Petro-Canada, established in 1975, was responsible for implementing much of the Program. Petro-Canada was given the backronym "Pierre Elliott Trudeau Rips Off Canada" by opponents of the National Energy Program.

According to Mary Elizabeth Vicente, an Edmonton librarian who wrote an article on the National Energy Program in 2005, the popular western slogan during the NEP, appearing on many bumper stickers, was "Let the Eastern bastards freeze in the dark." Other bumpers stated "I'd rather push this thing a mile than buy gas from PetroCan."

McKenzie argued in 1981 that politically, the NEP heightened distrust of the federal government in Western Canada, especially in Alberta, where many believed the NEP to be an intrusion of the federal government into an area of provincial jurisdiction.

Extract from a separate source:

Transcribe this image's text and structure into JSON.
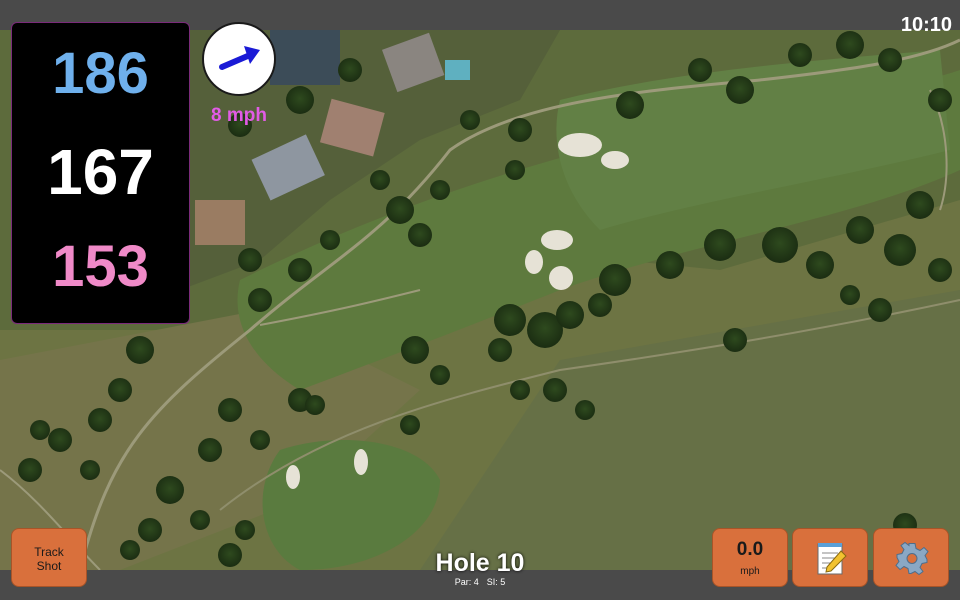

According to a National Post journalist,

"The anger and alienation of this era would provide much of the fuel behind the rise of Reform and Canadian Alliance parties, becoming the Conservative Party that rules Ottawa today. The anger and alienation of Albertans also led Mr. Lougheed to oppose many of Mr. Trudeau’s proposed plans for the Constitution Act of 1982; he argued against granting Ontario and Quebec veto powers, fought for provincial resource rights and insisted on the notwithstanding clause.